Rund zwanzig Minuten waren
vergangen, als Magdalena wieder einigermaßen in der Lage war, seine Fragen zu
beantworten. In abgehackten Sätzen, die immer wieder von Schluchzern
unterbrochen wurden, erzählte sie ihm, was zuhause vorgefallen war. Als sie vom
Besuch Katharina Ecksteins erzählte, umwölkte sich Büttners Stirn. So kannte er
Katharina gar nicht. Was nur hatte sie sich dabei gedacht, Magdalena in so
übler Manier anzugehen? Und warum hatte sie auch gegenüber Gundula Fehnkamp
solch gemeine Andeutungen gemacht? Er würde sie dahingehend befragen müssen.
In Magdalenas Ausführungen fiel
immer wieder auch der Name Adrian.

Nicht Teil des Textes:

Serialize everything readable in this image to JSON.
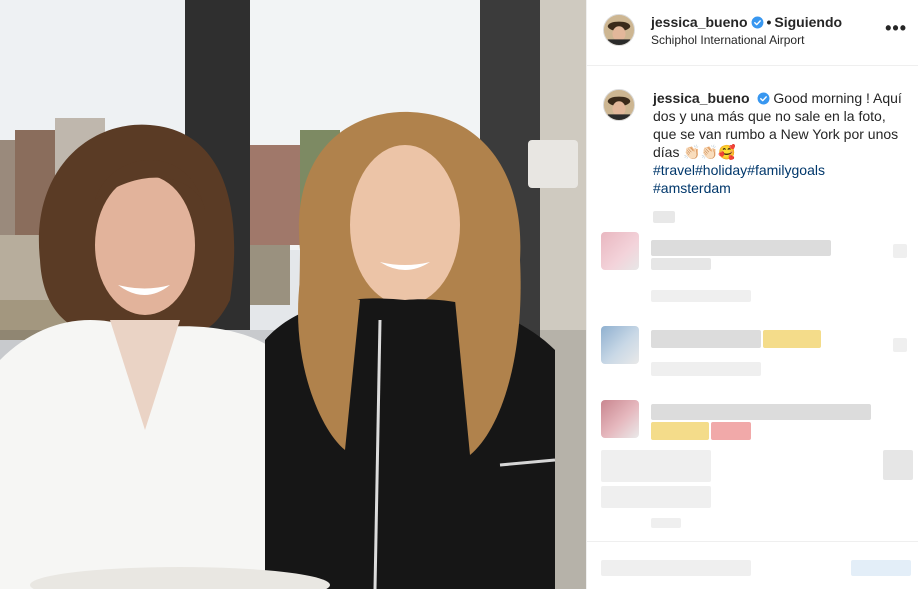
{
  "post": {
    "username": "jessica_bueno",
    "follow_status": "Siguiendo",
    "location": "Schiphol International Airport",
    "more_label": "•••"
  },
  "caption": {
    "username": "jessica_bueno",
    "text": "Good morning ! Aquí dos y una más que no sale en la foto, que se van rumbo a New York por unos días 👏🏻👏🏻🥰",
    "hashtags_line1": "#travel#holiday#familygoals",
    "hashtags_line2": "#amsterdam"
  },
  "colors": {
    "verified_badge": "#3897f0",
    "hashtag": "#00376b",
    "text": "#262626",
    "divider": "#efefef"
  },
  "icons": {
    "verified": "verified-badge-icon",
    "more": "more-options-icon"
  }
}
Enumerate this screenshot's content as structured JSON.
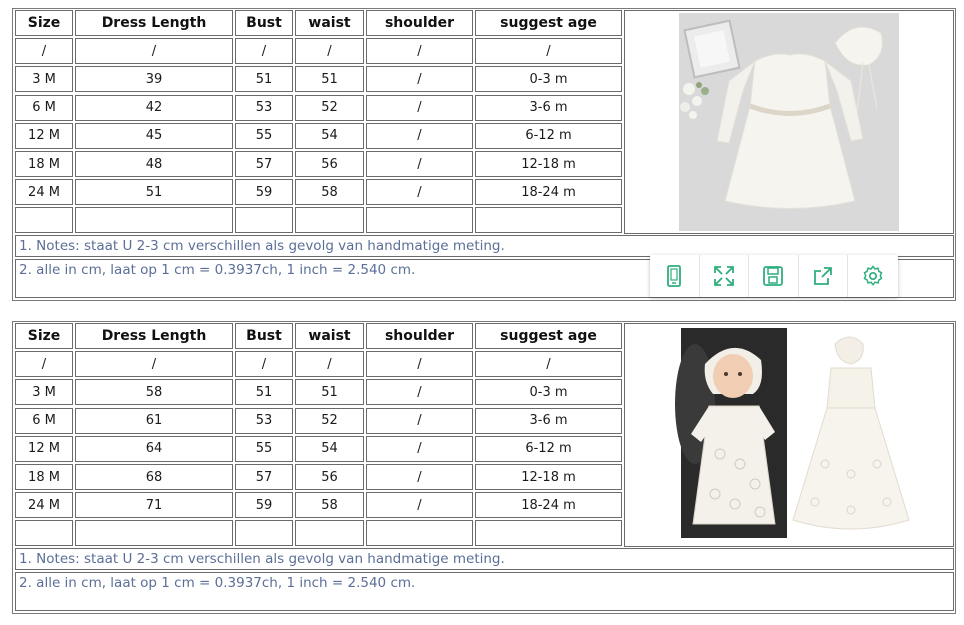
{
  "table1": {
    "headers": [
      "Size",
      "Dress Length",
      "Bust",
      "waist",
      "shoulder",
      "suggest age"
    ],
    "rows": [
      [
        "/",
        "/",
        "/",
        "/",
        "/",
        "/"
      ],
      [
        "3 M",
        "39",
        "51",
        "51",
        "/",
        "0-3 m"
      ],
      [
        "6 M",
        "42",
        "53",
        "52",
        "/",
        "3-6 m"
      ],
      [
        "12 M",
        "45",
        "55",
        "54",
        "/",
        "6-12 m"
      ],
      [
        "18 M",
        "48",
        "57",
        "56",
        "/",
        "12-18 m"
      ],
      [
        "24 M",
        "51",
        "59",
        "58",
        "/",
        "18-24 m"
      ],
      [
        "",
        "",
        "",
        "",
        "",
        ""
      ]
    ],
    "note1": "1. Notes: staat U 2-3 cm verschillen als gevolg van handmatige meting.",
    "note2": "2. alle in cm, laat op 1 cm = 0.3937ch, 1 inch = 2.540 cm."
  },
  "table2": {
    "headers": [
      "Size",
      "Dress Length",
      "Bust",
      "waist",
      "shoulder",
      "suggest age"
    ],
    "rows": [
      [
        "/",
        "/",
        "/",
        "/",
        "/",
        "/"
      ],
      [
        "3 M",
        "58",
        "51",
        "51",
        "/",
        "0-3 m"
      ],
      [
        "6 M",
        "61",
        "53",
        "52",
        "/",
        "3-6 m"
      ],
      [
        "12 M",
        "64",
        "55",
        "54",
        "/",
        "6-12 m"
      ],
      [
        "18 M",
        "68",
        "57",
        "56",
        "/",
        "12-18 m"
      ],
      [
        "24 M",
        "71",
        "59",
        "58",
        "/",
        "18-24 m"
      ],
      [
        "",
        "",
        "",
        "",
        "",
        ""
      ]
    ],
    "note1": "1. Notes: staat U 2-3 cm verschillen als gevolg van handmatige meting.",
    "note2": "2. alle in cm, laat op 1 cm = 0.3937ch, 1 inch = 2.540 cm."
  },
  "toolbar": {
    "icons": [
      "phone-icon",
      "expand-icon",
      "save-icon",
      "share-icon",
      "settings-icon"
    ],
    "accent": "#2fae7d"
  }
}
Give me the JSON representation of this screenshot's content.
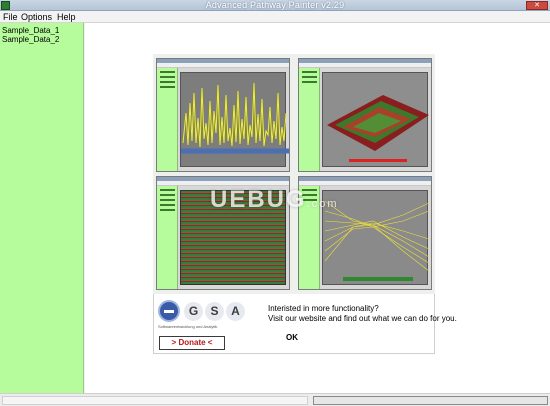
{
  "window": {
    "title": "Advanced Pathway Painter v2.29",
    "close_label": "✕"
  },
  "menu": {
    "items": [
      {
        "label": "File"
      },
      {
        "label": "Options"
      },
      {
        "label": "Help"
      }
    ]
  },
  "sidebar": {
    "items": [
      {
        "label": "Sample_Data_1"
      },
      {
        "label": "Sample_Data_2"
      }
    ]
  },
  "splash": {
    "logo_letters": [
      "G",
      "S",
      "A"
    ],
    "logo_tagline": "Softwareentwicklung und Analytik",
    "donate_label": "> Donate <",
    "promo_line1": "Interisted in more functionality?",
    "promo_line2": "Visit our website and find out what we can do for you.",
    "ok_label": "OK"
  },
  "watermark": {
    "main": "UEBUG",
    "suffix": ".com"
  },
  "colors": {
    "sidebar_bg": "#b7fc9c",
    "titlebar": "#b5c5d7",
    "donate_text": "#b31919"
  },
  "icons": {
    "app": "pathway-app-icon",
    "close": "close-icon",
    "logo": "gsa-logo-icon"
  }
}
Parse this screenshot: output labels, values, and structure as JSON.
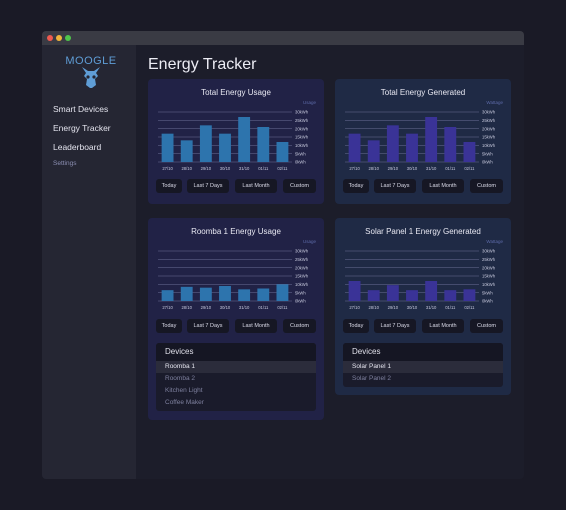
{
  "sidebar": {
    "logo_text": "MOOGLE",
    "items": [
      {
        "label": "Smart Devices"
      },
      {
        "label": "Energy Tracker"
      },
      {
        "label": "Leaderboard"
      }
    ],
    "settings_label": "Settings"
  },
  "page_title": "Energy Tracker",
  "range_buttons": [
    "Today",
    "Last 7 Days",
    "Last Month",
    "Custom"
  ],
  "cards": {
    "total_usage": {
      "title": "Total Energy Usage",
      "unit": "Usage"
    },
    "total_generated": {
      "title": "Total Energy Generated",
      "unit": "Wattage"
    },
    "roomba_usage": {
      "title": "Roomba 1 Energy Usage",
      "unit": "Usage"
    },
    "solar_generated": {
      "title": "Solar Panel 1 Energy Generated",
      "unit": "Wattage"
    }
  },
  "devices_left": {
    "heading": "Devices",
    "items": [
      "Roomba 1",
      "Roomba 2",
      "Kitchen Light",
      "Coffee Maker"
    ]
  },
  "devices_right": {
    "heading": "Devices",
    "items": [
      "Solar Panel 1",
      "Solar Panel 2"
    ]
  },
  "colors": {
    "usage_bar": "#2d74ad",
    "generated_bar": "#3a3397",
    "usage_card_bg": "#212246",
    "generated_card_bg": "#1f2a45"
  },
  "chart_data": [
    {
      "type": "bar",
      "title": "Total Energy Usage",
      "ylabel": "Usage",
      "categories": [
        "27/10",
        "28/10",
        "29/10",
        "30/10",
        "31/10",
        "01/11",
        "02/11"
      ],
      "yticks": [
        "0kWh",
        "5kWh",
        "10kWh",
        "15kWh",
        "20kWh",
        "25kWh",
        "30kWh"
      ],
      "ylim": [
        0,
        30
      ],
      "values": [
        17,
        13,
        22,
        17,
        27,
        21,
        12
      ]
    },
    {
      "type": "bar",
      "title": "Total Energy Generated",
      "ylabel": "Wattage",
      "categories": [
        "27/10",
        "28/10",
        "29/10",
        "30/10",
        "31/10",
        "01/11",
        "02/11"
      ],
      "yticks": [
        "0kWh",
        "5kWh",
        "10kWh",
        "15kWh",
        "20kWh",
        "25kWh",
        "30kWh"
      ],
      "ylim": [
        0,
        30
      ],
      "values": [
        17,
        13,
        22,
        17,
        27,
        21,
        12
      ]
    },
    {
      "type": "bar",
      "title": "Roomba 1 Energy Usage",
      "ylabel": "Usage",
      "categories": [
        "27/10",
        "28/10",
        "29/10",
        "30/10",
        "31/10",
        "01/11",
        "02/11"
      ],
      "yticks": [
        "0kWh",
        "5kWh",
        "10kWh",
        "15kWh",
        "20kWh",
        "25kWh",
        "30kWh"
      ],
      "ylim": [
        0,
        30
      ],
      "values": [
        6.5,
        8.5,
        8,
        9,
        7,
        7.5,
        10
      ]
    },
    {
      "type": "bar",
      "title": "Solar Panel 1 Energy Generated",
      "ylabel": "Wattage",
      "categories": [
        "27/10",
        "28/10",
        "29/10",
        "30/10",
        "31/10",
        "01/11",
        "02/11"
      ],
      "yticks": [
        "0kWh",
        "5kWh",
        "10kWh",
        "15kWh",
        "20kWh",
        "25kWh",
        "30kWh"
      ],
      "ylim": [
        0,
        30
      ],
      "values": [
        12,
        6.5,
        9.5,
        6.5,
        12,
        6.5,
        7
      ]
    }
  ]
}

Büttner horchte alarmiert auf. „Hat dieser
Adrian auch einen Nachnamen?“, fragte er.
„Warum wollen Sie das wissen?“,
fragte Magdalena lauernd.
„Also?“, ignorierte Büttner ihre
Frage.
„Wagenaar. Adrian Wagenaar.“
„Und wo ist dieser Adrian jetzt?“
„In der Schule, er geht ... in
meine Klasse.“ Magdalena schaute erschrocken auf., während Büttner bereits
seine Sprechanlage bediente. „Sofort einen Streifenwagen ans Johannes-Althusius-Gymnasium.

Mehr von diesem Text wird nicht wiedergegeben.